El cielo de enero para binoculares

Asteroide Vesta

Tomado de BinocularSky Newsletter.

El 2020 llegó a su final con escasas oportunidades para que los salvadoreños aficionados a observar y escudriñar el cielo nocturno pudieran disfrutar de la luz antigua emanada de lejanos objetos en el universo. El 2021 no ha iniciado con buen pie, pero siempre es buen momento para prepararnos, para estar listos a aprovechar cualquier área de cielo despejado con nuestros prácticos binoculares. Así es que acá está parte de la propuesta que Steve Tonkin nos comparte en su boletín No. 110 enero/2021.

El Cielo profundo.

Collinder 70

Collinder 70

Sobre el este, temprano en la noche, podemos disfrutar de uno de los objetos Messier más conocidos, el M45, conocido también como “Las Pléyades” o las «Siete Hermanas». Con unos muy buenos cielos y mínima contaminación lumínica, podemos encontrar al cúmulo NGC2158 muy cercano a otro de los cúmulos del catálogo de Messier, el M35, a los pies de Géminis. Cerca de ahí, en el vecindario de Aldebarán, nos encontramos otro cúmulo abierto, el NGC 1647, que si Ud. está de frente al este, se hallaría abajo a la izquierda de Aldebarán. Ese también es buen momento para dar un vistazo al cúmulo abierto Collinder 70 en el cinturón de la constelación de Orión. Ya que estamos en el lugar, recreémonos con la doble pulsante Betelgeuse, que marca uno de los hombros de Orión, y con Sirio, otra estrella doble en la constelación del Can Mayor, y la más brillante del cielo nocturno. En esta misma constelación está M41, un cúmulo abierto fácil de encontrar, conocido por algunos como “La pequeña colmena”.

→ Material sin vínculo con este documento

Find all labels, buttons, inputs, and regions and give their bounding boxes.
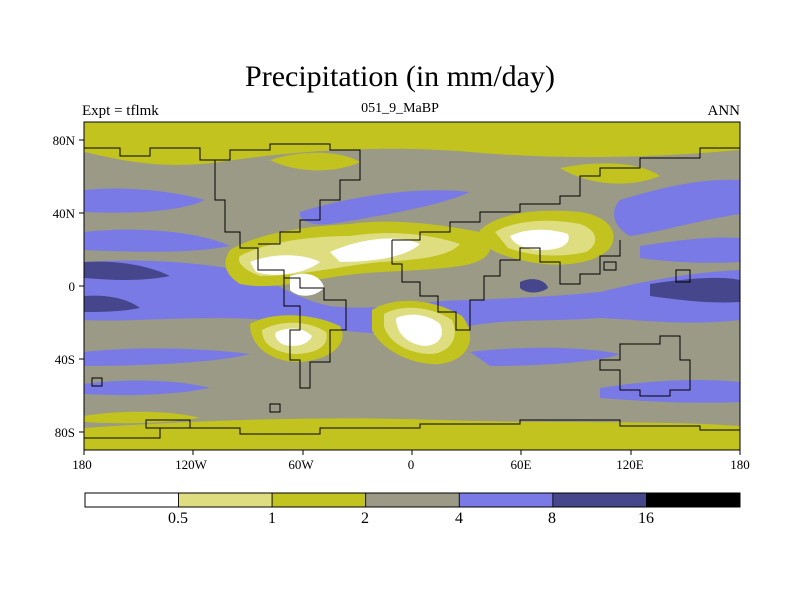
lat-tick-80s: 80S [54,425,75,440]
wet-band [84,229,230,252]
island-coastline [675,269,691,283]
arctic-dry-band [84,122,740,165]
lon-tick-180w: 180 [72,457,92,472]
wet-band [84,188,205,213]
colorbar-swatch [458,492,554,508]
wet-band [299,190,470,225]
arid-core [290,273,324,296]
time-label: 051_9_MaBP [361,101,439,116]
australia-coastline [599,335,691,397]
wet-band [84,380,210,396]
colorbar-label: 8 [548,510,556,527]
arid-core [510,229,569,250]
north-america-coastline [200,143,361,245]
dry-patch [270,152,360,171]
arid-core [275,328,312,346]
contour-fields [84,122,740,450]
tick-marks [79,139,741,455]
arid-core [396,314,443,346]
colorbar-swatch [84,492,179,508]
colorbar-label: 2 [361,510,369,527]
island-coastline [145,419,191,429]
colorbar-label: 16 [638,510,654,527]
island-coastline [603,261,617,271]
experiment-label: Expt = tflmk [82,103,159,119]
antarctic-dry-band [84,418,740,450]
lon-tick-0: 0 [407,457,415,472]
africa-coastline [391,240,501,331]
lat-tick-80n: 80N [52,133,75,148]
lon-tick-60e: 60E [510,457,532,472]
season-label: ANN [707,103,741,119]
colorbar-swatch [178,492,273,508]
lat-tick-0: 0 [68,279,76,294]
colorbar-swatch [365,492,460,508]
americas-coastline [84,147,347,389]
coastlines [84,143,740,439]
map-title: Precipitation (in mm/day) [245,60,555,93]
colorbar-label: 0.5 [168,510,188,527]
lon-tick-180e: 180 [730,457,750,472]
colorbar-swatch [646,492,741,508]
arid-core [330,238,420,262]
lat-tick-40s: 40S [54,352,75,367]
very-wet-core [84,261,170,280]
wet-band [640,237,740,263]
eurasia-coastline [392,147,740,241]
colorbar [84,492,741,508]
wet-band [614,179,740,236]
lon-tick-60w: 60W [288,457,314,472]
south-asia-coastline [500,240,621,285]
very-wet-core [650,277,740,303]
island-coastline [269,403,281,413]
colorbar-label: 1 [268,510,276,527]
wet-band [470,347,620,366]
lon-tick-120w: 120W [175,457,207,472]
antarctica-coastline [84,419,740,439]
wet-band [84,348,250,366]
lat-tick-40n: 40N [52,206,75,221]
very-wet-core [520,279,548,293]
colorbar-frame [84,492,741,508]
colorbar-label: 4 [455,510,463,527]
colorbar-swatch [271,492,367,508]
lon-tick-120e: 120E [616,457,644,472]
island-coastline [91,377,103,387]
very-wet-core [84,295,140,312]
colorbar-swatch [552,492,647,508]
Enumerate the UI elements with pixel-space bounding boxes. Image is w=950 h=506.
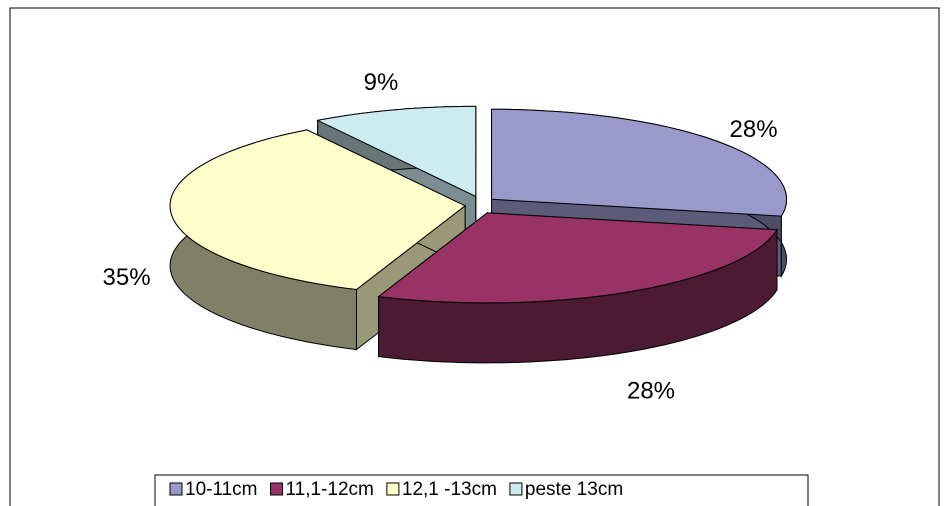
slice-top [169,129,467,291]
slice-top [491,108,787,217]
legend-label: 10-11cm [185,479,258,500]
data-label: 28% [627,377,675,404]
legend-label: peste 13cm [525,479,623,500]
data-label: 9% [364,69,399,96]
data-label: 35% [103,264,151,291]
slice-top [316,105,477,198]
legend-box [154,474,809,506]
legend-swatch [169,482,183,496]
legend-label: 11,1-12cm [286,479,374,500]
slice-top [377,212,778,304]
data-label: 28% [730,116,778,143]
pie-slice [377,211,778,364]
legend-label: 12,1 -13cm [402,479,497,500]
legend-swatch [386,482,400,496]
legend-swatch [270,482,284,496]
legend-swatch [509,482,523,496]
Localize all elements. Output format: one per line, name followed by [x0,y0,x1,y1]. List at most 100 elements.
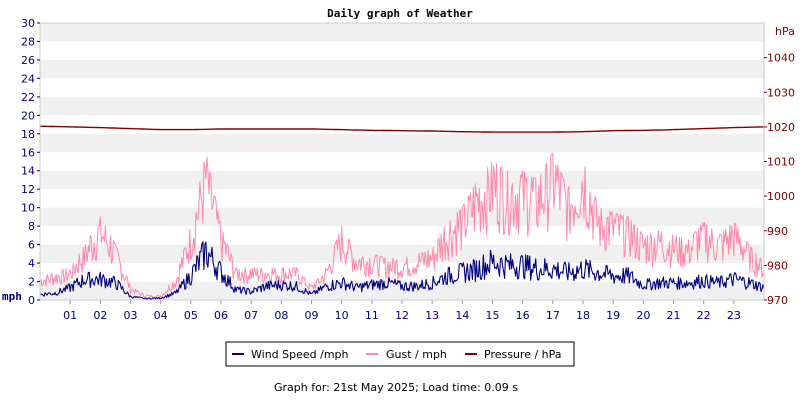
data-point [296,281,297,282]
grid-band [40,133,764,153]
data-point [54,272,55,273]
x-tick-label: 05 [184,309,198,322]
data-point [703,221,704,222]
x-tick-label: 14 [455,309,469,322]
data-point [251,288,252,289]
data-point [220,226,221,227]
left-tick-label: 16 [21,146,35,159]
data-point [416,281,417,282]
data-point [507,253,508,254]
left-tick-label: 8 [28,220,35,233]
grid-band [40,23,764,42]
data-point [190,267,191,268]
data-point [70,126,71,127]
data-point [673,129,674,130]
data-point [296,267,297,268]
data-point [567,189,568,190]
data-point [733,127,734,128]
data-point [401,258,402,259]
x-tick-label: 22 [697,309,711,322]
data-point [552,258,553,259]
data-point [613,267,614,268]
data-point [190,129,191,130]
data-point [130,286,131,287]
data-point [175,290,176,291]
data-point [281,128,282,129]
data-point [115,276,116,277]
right-tick-label: 1010 [767,156,795,169]
data-point [311,128,312,129]
data-point [582,131,583,132]
data-point [522,253,523,254]
data-point [492,161,493,162]
x-tick-label: 23 [727,309,741,322]
data-point [628,267,629,268]
data-point [205,235,206,236]
data-point [130,295,131,296]
x-tick-label: 04 [154,309,168,322]
x-tick-marks [69,300,735,304]
grid-band [40,281,764,300]
data-point [673,276,674,277]
legend-label-pressure: Pressure / hPa [484,348,562,361]
data-point [492,131,493,132]
x-tick-label: 18 [576,309,590,322]
data-point [70,267,71,268]
data-point [190,226,191,227]
data-point [597,262,598,263]
x-tick-label: 02 [93,309,107,322]
series-line [39,241,765,300]
data-point [733,272,734,273]
data-point [371,253,372,254]
data-point [266,281,267,282]
x-tick-label: 06 [214,309,228,322]
series-line [39,125,764,133]
data-point [85,272,86,273]
data-point [613,212,614,213]
chart-title: Daily graph of Weather [327,7,473,20]
data-point [326,267,327,268]
right-tick-label: 1030 [767,86,795,99]
data-point [251,267,252,268]
data-point [613,130,614,131]
left-tick-label: 4 [28,257,35,270]
data-point [371,130,372,131]
data-point [552,152,553,153]
left-tick-label: 20 [21,109,35,122]
x-tick-label: 01 [63,309,77,322]
data-point [160,295,161,296]
data-point [220,128,221,129]
data-point [432,276,433,277]
grid-band [40,96,764,116]
data-point [582,152,583,153]
x-tick-label: 11 [365,309,379,322]
data-point [582,258,583,259]
data-point [447,267,448,268]
grid-band [40,170,764,190]
right-tick-label: 970 [767,294,788,307]
series-line [39,152,765,298]
x-tick-label: 07 [244,309,258,322]
right-axis-label: hPa [775,25,795,38]
data-point [597,207,598,208]
data-point [658,276,659,277]
data-point [447,221,448,222]
x-tick-label: 21 [667,309,681,322]
data-point [70,283,71,284]
data-point [477,258,478,259]
x-tick-label: 19 [606,309,620,322]
data-point [688,276,689,277]
right-tick-label: 1040 [767,52,795,65]
legend: Wind Speed /mph Gust / mph Pressure / hP… [225,341,575,367]
data-point [748,276,749,277]
data-point [432,130,433,131]
data-point [462,207,463,208]
data-point [733,221,734,222]
wind-speed-series [39,235,765,300]
left-tick-label: 6 [28,239,35,252]
gust-series [39,152,765,298]
footer-text: Graph for: 21st May 2025; Load time: 0.0… [274,381,518,394]
data-point [537,258,538,259]
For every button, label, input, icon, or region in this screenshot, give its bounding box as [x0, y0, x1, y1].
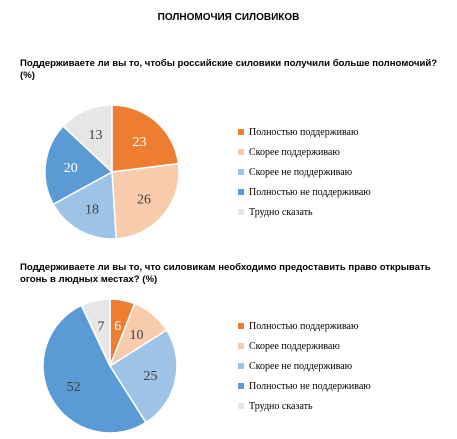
legend-swatch: [238, 149, 244, 155]
slice-data-label: 23: [132, 135, 146, 150]
pie-slice: [62, 104, 113, 174]
legend-item: Полностью не поддерживаю: [238, 182, 371, 202]
chart-1-question: Поддерживаете ли вы то, чтобы российские…: [20, 58, 438, 81]
legend-item: Скорее не поддерживаю: [238, 356, 371, 376]
pie-slice: [42, 304, 147, 434]
legend-label: Трудно сказать: [249, 206, 313, 218]
slice-data-label: 13: [89, 128, 103, 143]
chart-2-legend: Полностью поддерживаю Скорее поддерживаю С…: [238, 316, 371, 416]
legend-label: Скорее поддерживаю: [249, 146, 340, 158]
pie-slice: [111, 104, 180, 173]
legend-swatch: [238, 363, 244, 369]
legend-item: Полностью не поддерживаю: [238, 376, 371, 396]
legend-swatch: [238, 129, 244, 135]
legend-label: Скорее не поддерживаю: [249, 166, 353, 178]
pie-slice: [80, 298, 111, 367]
slice-data-label: 20: [64, 161, 78, 176]
legend-item: Скорее поддерживаю: [238, 142, 371, 162]
chart-1-pie: 23 26 18 20 13: [44, 104, 180, 240]
legend-item: Трудно сказать: [238, 396, 371, 416]
legend-swatch: [238, 343, 244, 349]
pie-slice: [44, 125, 114, 206]
legend-label: Трудно сказать: [249, 400, 313, 412]
legend-item: Скорее не поддерживаю: [238, 162, 371, 182]
legend-swatch: [238, 403, 244, 409]
legend-label: Полностью не поддерживаю: [249, 380, 371, 392]
legend-swatch: [238, 189, 244, 195]
page-title: ПОЛНОМОЧИЯ СИЛОВИКОВ: [157, 12, 300, 23]
legend-item: Скорее поддерживаю: [238, 336, 371, 356]
slice-data-label: 7: [97, 319, 104, 334]
legend-item: Трудно сказать: [238, 202, 371, 222]
legend-swatch: [238, 169, 244, 175]
legend-label: Полностью не поддерживаю: [249, 186, 371, 198]
slice-data-label: 25: [144, 369, 158, 384]
legend-label: Полностью поддерживаю: [249, 126, 359, 138]
slice-data-label: 52: [67, 380, 81, 395]
chart-2-question: Поддерживаете ли вы то, что силовикам не…: [20, 262, 431, 285]
pie-slice: [52, 170, 118, 240]
chart-1-legend: Полностью поддерживаю Скорее поддерживаю С…: [238, 122, 371, 222]
slice-data-label: 6: [114, 319, 121, 334]
pie-slice: [111, 162, 180, 240]
pie-slice: [108, 329, 178, 424]
legend-swatch: [238, 209, 244, 215]
slice-data-label: 10: [129, 328, 143, 343]
legend-item: Полностью поддерживаю: [238, 316, 371, 336]
legend-swatch: [238, 383, 244, 389]
legend-swatch: [238, 323, 244, 329]
legend-label: Скорее поддерживаю: [249, 340, 340, 352]
legend-label: Полностью поддерживаю: [249, 320, 359, 332]
slice-data-label: 18: [85, 202, 99, 217]
slice-data-label: 26: [137, 192, 151, 207]
legend-label: Скорее не поддерживаю: [249, 360, 353, 372]
legend-item: Полностью поддерживаю: [238, 122, 371, 142]
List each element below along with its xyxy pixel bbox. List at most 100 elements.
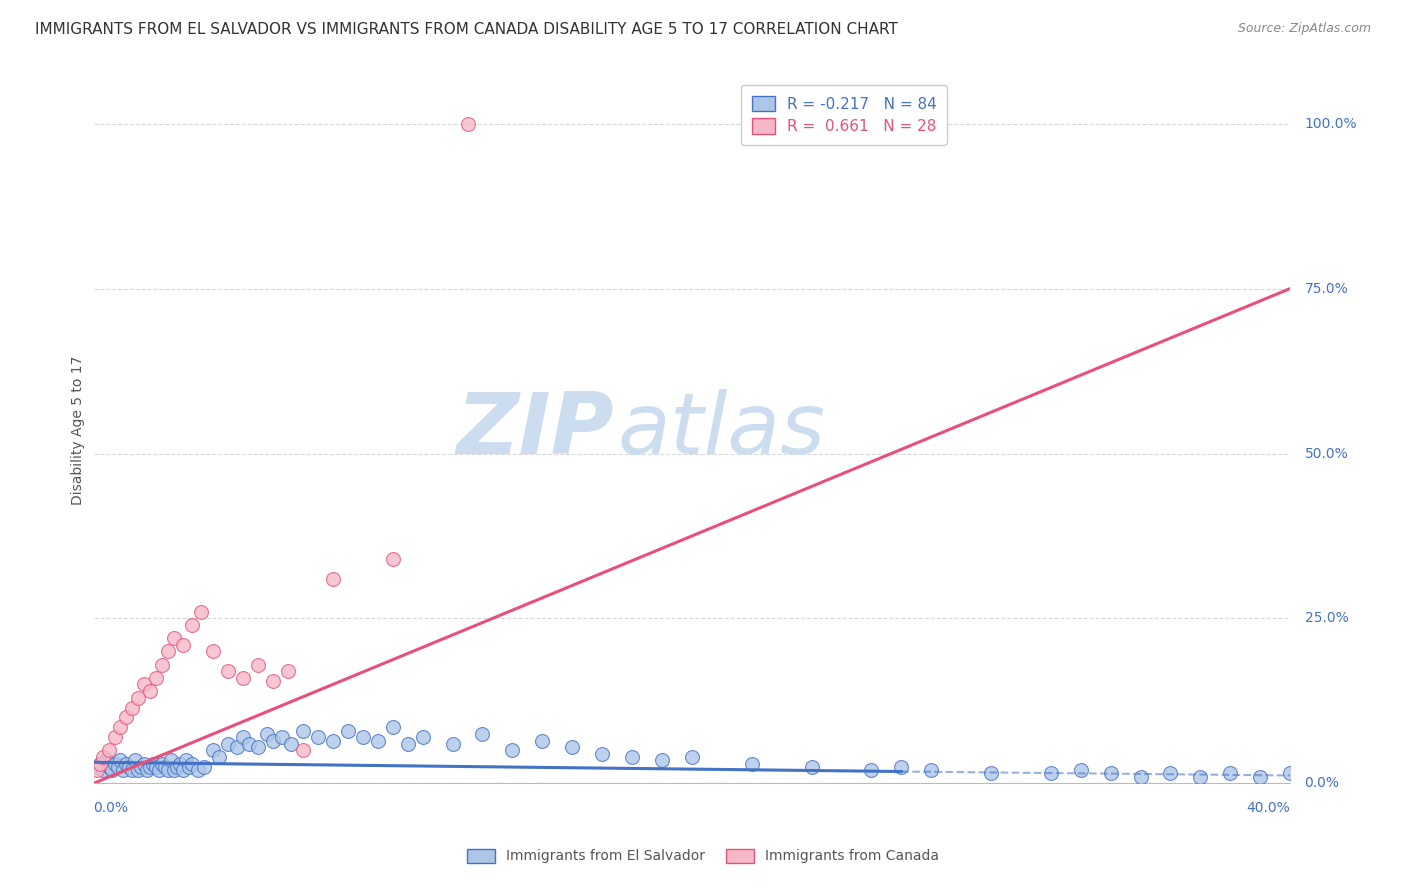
Point <box>1279 766 1302 780</box>
Point <box>86 760 108 774</box>
Point <box>1129 770 1152 784</box>
Point <box>1399 766 1406 780</box>
Point <box>247 740 270 755</box>
Text: 50.0%: 50.0% <box>1305 447 1348 460</box>
Point <box>148 763 170 777</box>
Point <box>217 664 239 678</box>
Point <box>226 740 249 755</box>
Point <box>163 632 186 646</box>
Point <box>651 753 673 767</box>
Point <box>124 753 146 767</box>
Text: IMMIGRANTS FROM EL SALVADOR VS IMMIGRANTS FROM CANADA DISABILITY AGE 5 TO 17 COR: IMMIGRANTS FROM EL SALVADOR VS IMMIGRANT… <box>35 22 898 37</box>
Point <box>127 690 149 705</box>
Point <box>134 756 156 771</box>
Point <box>396 737 419 751</box>
Text: 40.0%: 40.0% <box>1246 801 1291 815</box>
Point <box>291 743 314 757</box>
Point <box>457 117 479 131</box>
Point <box>131 760 153 774</box>
Point <box>561 740 583 755</box>
Point <box>202 644 225 658</box>
Point <box>336 723 359 738</box>
Point <box>100 763 122 777</box>
Point <box>118 760 141 774</box>
Point <box>681 750 703 764</box>
Point <box>890 760 912 774</box>
Point <box>262 733 284 747</box>
Point <box>169 756 191 771</box>
Point <box>181 618 204 632</box>
Point <box>94 753 117 767</box>
Point <box>381 552 404 566</box>
Point <box>145 671 167 685</box>
Point <box>247 657 270 672</box>
Point <box>115 710 138 724</box>
Point <box>322 733 344 747</box>
Legend: Immigrants from El Salvador, Immigrants from Canada: Immigrants from El Salvador, Immigrants … <box>461 843 945 869</box>
Point <box>920 763 942 777</box>
Point <box>277 664 299 678</box>
Point <box>97 743 120 757</box>
Point <box>1159 766 1181 780</box>
Point <box>172 638 194 652</box>
Point <box>172 763 194 777</box>
Point <box>176 753 198 767</box>
Point <box>1249 770 1271 784</box>
Point <box>1219 766 1241 780</box>
Point <box>1368 770 1391 784</box>
Point <box>1070 763 1092 777</box>
Point <box>322 572 344 586</box>
Point <box>352 730 374 744</box>
Point <box>531 733 554 747</box>
Point <box>280 737 302 751</box>
Point <box>103 756 125 771</box>
Point <box>980 766 1002 780</box>
Point <box>160 753 183 767</box>
Point <box>121 763 143 777</box>
Point <box>157 644 180 658</box>
Point <box>367 733 389 747</box>
Point <box>412 730 434 744</box>
Point <box>208 750 231 764</box>
Point <box>134 677 156 691</box>
Point <box>1099 766 1122 780</box>
Point <box>307 730 329 744</box>
Point <box>193 760 215 774</box>
Y-axis label: Disability Age 5 to 17: Disability Age 5 to 17 <box>72 356 86 505</box>
Point <box>860 763 883 777</box>
Legend: R = -0.217   N = 84, R =  0.661   N = 28: R = -0.217 N = 84, R = 0.661 N = 28 <box>741 85 948 145</box>
Point <box>142 756 165 771</box>
Point <box>157 763 180 777</box>
Point <box>1339 766 1361 780</box>
Point <box>110 720 132 734</box>
Point <box>155 760 177 774</box>
Point <box>217 737 239 751</box>
Text: 0.0%: 0.0% <box>1305 776 1340 790</box>
Point <box>232 730 254 744</box>
Point <box>238 737 260 751</box>
Point <box>381 720 404 734</box>
Text: ZIP: ZIP <box>457 389 614 472</box>
Point <box>591 747 613 761</box>
Point <box>621 750 644 764</box>
Point <box>202 743 225 757</box>
Text: 75.0%: 75.0% <box>1305 282 1348 295</box>
Point <box>86 763 108 777</box>
Point <box>139 760 162 774</box>
Point <box>181 756 204 771</box>
Point <box>291 723 314 738</box>
Point <box>441 737 464 751</box>
Text: Source: ZipAtlas.com: Source: ZipAtlas.com <box>1237 22 1371 36</box>
Point <box>800 760 823 774</box>
Point <box>1189 770 1212 784</box>
Point <box>262 674 284 689</box>
Point <box>91 750 114 764</box>
Point <box>741 756 763 771</box>
Point <box>471 727 494 741</box>
Point <box>1309 770 1331 784</box>
Text: atlas: atlas <box>617 389 825 472</box>
Point <box>91 763 114 777</box>
Point <box>501 743 523 757</box>
Point <box>115 756 138 771</box>
Point <box>97 760 120 774</box>
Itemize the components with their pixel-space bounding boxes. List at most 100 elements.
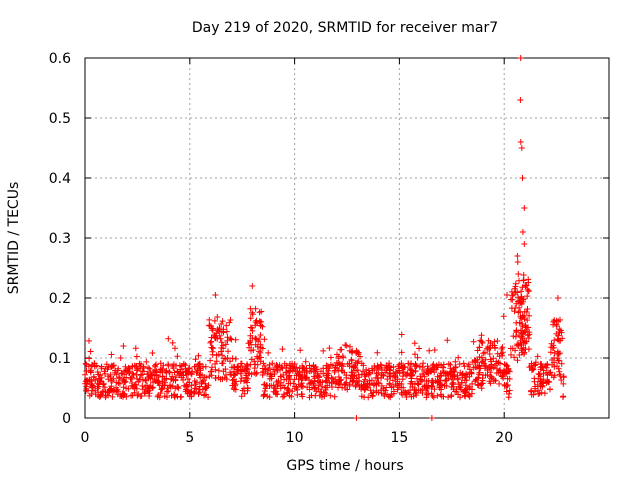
data-point xyxy=(450,373,457,379)
data-point xyxy=(320,370,327,377)
data-point xyxy=(223,322,230,329)
data-point xyxy=(514,342,521,349)
data-point xyxy=(297,347,304,354)
data-point xyxy=(475,381,482,388)
data-point xyxy=(125,364,132,371)
data-point xyxy=(398,331,405,338)
data-point xyxy=(381,392,388,399)
data-point xyxy=(323,391,330,397)
data-point xyxy=(455,354,462,361)
data-point xyxy=(470,338,477,345)
data-point xyxy=(217,335,224,342)
y-tick-label: 0.3 xyxy=(49,231,71,247)
data-point xyxy=(257,332,264,338)
data-point xyxy=(219,352,226,359)
data-point xyxy=(266,394,273,401)
data-point xyxy=(400,373,406,380)
data-point xyxy=(524,293,531,300)
data-point xyxy=(478,359,485,366)
data-point xyxy=(412,361,419,367)
data-point xyxy=(419,390,426,396)
data-point xyxy=(390,364,397,370)
data-point xyxy=(528,387,535,394)
data-point xyxy=(468,369,475,376)
data-point xyxy=(120,376,127,383)
data-point xyxy=(183,372,190,378)
data-point xyxy=(149,350,156,356)
data-point xyxy=(227,358,233,365)
data-point xyxy=(109,377,116,384)
data-point xyxy=(249,311,256,318)
x-tick-label: 20 xyxy=(495,430,513,446)
data-point xyxy=(133,363,140,369)
data-point xyxy=(512,347,519,354)
data-point xyxy=(322,378,329,385)
data-point xyxy=(343,374,350,381)
data-point xyxy=(424,369,431,376)
data-point xyxy=(120,377,127,384)
data-point xyxy=(490,355,497,362)
data-point xyxy=(428,390,435,397)
data-point xyxy=(412,351,418,358)
data-point xyxy=(268,373,275,380)
data-point xyxy=(482,362,489,369)
data-point xyxy=(486,345,493,352)
data-point xyxy=(116,380,123,387)
data-point xyxy=(514,357,521,364)
data-point xyxy=(120,343,127,349)
data-points xyxy=(82,55,567,421)
data-point xyxy=(545,379,552,386)
data-point xyxy=(302,358,309,365)
data-point xyxy=(89,384,96,391)
data-point xyxy=(478,332,485,339)
data-point xyxy=(218,321,225,327)
data-point xyxy=(480,358,486,365)
data-point xyxy=(555,365,562,372)
data-point xyxy=(519,314,526,321)
data-point xyxy=(357,353,363,360)
data-point xyxy=(525,288,532,295)
data-point xyxy=(558,360,565,367)
data-point xyxy=(117,355,124,361)
data-point xyxy=(156,394,163,401)
data-point xyxy=(337,381,344,388)
data-point xyxy=(170,365,177,372)
data-point xyxy=(326,365,333,372)
data-point xyxy=(108,351,115,358)
data-point xyxy=(423,391,430,398)
data-point xyxy=(524,317,531,324)
data-point xyxy=(383,384,390,391)
data-point xyxy=(460,360,467,367)
data-point xyxy=(399,391,406,398)
data-point xyxy=(82,360,89,367)
y-tick-label: 0 xyxy=(62,411,71,427)
data-point xyxy=(159,378,166,385)
data-point xyxy=(457,394,464,401)
data-point xyxy=(232,371,239,378)
data-point xyxy=(428,415,435,421)
data-point xyxy=(492,377,499,384)
data-point xyxy=(244,387,251,394)
x-tick-label: 10 xyxy=(286,430,304,446)
data-point xyxy=(412,368,419,374)
data-point xyxy=(438,372,445,379)
data-point xyxy=(504,292,510,298)
data-point xyxy=(544,378,551,385)
data-point xyxy=(157,360,164,367)
data-point xyxy=(387,370,393,376)
data-point xyxy=(420,360,427,367)
data-point xyxy=(558,377,565,383)
data-point xyxy=(261,381,268,388)
data-point xyxy=(253,369,260,376)
data-point xyxy=(521,205,528,211)
data-point xyxy=(145,385,152,392)
data-point xyxy=(524,332,531,339)
data-point xyxy=(123,374,130,381)
data-point xyxy=(444,337,451,344)
data-point xyxy=(506,375,513,382)
data-point xyxy=(143,377,149,384)
data-point xyxy=(87,369,94,376)
data-point xyxy=(448,393,455,400)
data-point xyxy=(282,369,289,376)
data-point xyxy=(555,332,562,339)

En la constelación de Puppis (La Popa del Barco) podemos observar otro par de cúmulos abiertos: M46 y M47.

Si preferimos observar bajo hacia el este, podemos disfrutar de un cúmulo muy fácil de encontrar, M44, en la constelación de Cáncer, conocido como “El Pesebre”. En la misma constelación está M67, llamado también el cúmulo del Pacman.

Cadena de Markarian

Cadena de Markarian

Ya entrada la noche, luego de las 11 p.m., si tenemos despejado el norte, entonces podemos buscar el par de galaxias M81 y M82 en la constelación de la Osa Mayor; es un par con el que podemos practicar la técnica de la visión lateral para verlas más claramente.

Para la media noche o un poco más tarde, con muy buenas condiciones de cielo, podemos abordar el reto de buscar dos tríos de galaxias en la constelación de Leo: M95/M96/M105 y M65/M66/NGC3628. También podemos intentar encontrar la Cadena de Markarian, una aparente línea de galaxias en el cúmulo de Virgo; por tratarse de objetos más tenues será mejor utilizar unos binoculares de unos 70mm de diámetro y visión lateral.

Asteroide Vesta

Asteroide Vesta

También en este mes, en la constelación de Leo, podremos encontrar a 4 Vesta, el segundo asteroide con más masa del cinturón de asteroides, se estima que tiene el 9% de la masa de todo el cinturón, y con sus 530 kilómetros de diámetro es el tercero en tamaño. Por ser el asteroide más brillante podremos disfrutar de él a lo largo del mes, alcanzando una magnitud de 6.9 a finales de enero.

Durante enero la Vía Láctea de invierno está alta en el cielo para la parte final de la noche, por lo que muchos cúmulos abiertos están visibles. Por otro lado, si queremos ver otras galaxias es necesario ver fuera del plano de nuestra galaxia; sin embargo, la Galaxia de Andrómeda, M31, está muy cerca de ese plano por lo cual podemos encontrarla con mucha facilidad, aunque si quiere verla, tendrá que hacerlo en el lapso desde el anochecer hasta las 10:30 p.m., más o menos, pues luego se oculta sobre el noroeste.

Lluvia de meteoros.
Las Cuadrántidas serán la primera lluvia de meteoros del año, pero por coincidir con una Luna gibosa y menguante, será difícil ver muchos destellos. Esta lluvia tiene un pico muy acotado, apenas de unas seis horas, que se estima será para la tarde del tercer día de este mes. La mayoría de los meteoros de las lluvias de estrellas corresponden a despojos dejados por algún comenta, pero los de las Cuadrántidas se originan por los restos de un asteroide, el 2003 EH. En esta publicación encontramos más información.


Recuerde,
aprenda a ubicarse en la Tierra para no perderse en el cielo.